SINGAPORE: Ride hailing giant Grab recorded a net loss of US$815 million in the second quarter of 2021, up from US$718 million in the same period last year.

Revenue grew 132 per cent year-on-year to US$180 million, the company said in a news release as it reported its Q2 results on Tuesday (Sep 14).

Grab said its quarterly total gross merchandise value (GMV), a metric used to measure transaction volumes, jumped 62 per cent to a record US$3.9 billion.

GMV for deliveries grew 58 per cent to US$2.1 billion, representing 53 per cent of total GMV. The GMV for mobility rose 93 per cent to US$685 million.

The growth came in spite of governments tightening movement restrictions on the back of the COVID-19 pandemic, it said.

Registered GrabFood merchants more than doubled year-on-year in Q2 2021, compared to the same period in 2020. Registered GrabPay merchants nearly tripled.

The company said its financial service segment achieved “another record quarter” for Total Payments Volume of US$2.9 billion, a 66 per cent increase from Q2 2020.

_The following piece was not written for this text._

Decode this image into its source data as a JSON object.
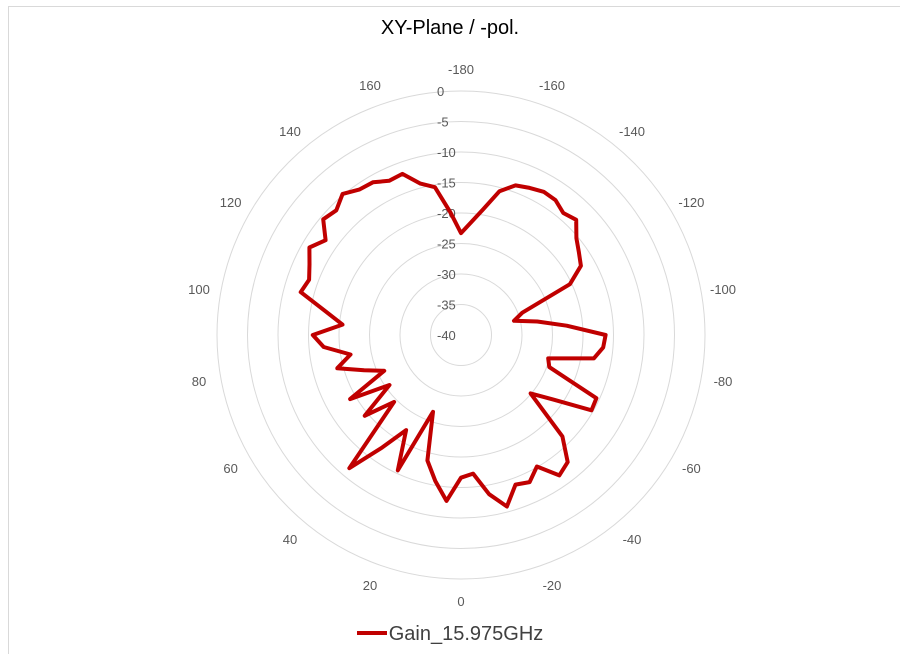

“Our deliveries business continues to outperform and is growing rapidly, with the addition of new offerings such as GrabMart and GrabSupermarket, and we expect to continue investing heavily in this segment,” Peter Oey, Grab’s Chief Financial Officer, said.

Revenues for deliveries was US$45 million, up 92 per cent year-on-year.

In September, Grab launched GrabSupermarket in the Philippines, its third online supermarket in the region after Malaysia and Singapore. It plans to set up another one in one more country before the end of the year.

Ten new GrabKitchens are also expected to be launched this year. The company is piloting new dine-in solutions, such as one that allows dine-in users to browse the menu, place their orders and pay through the app.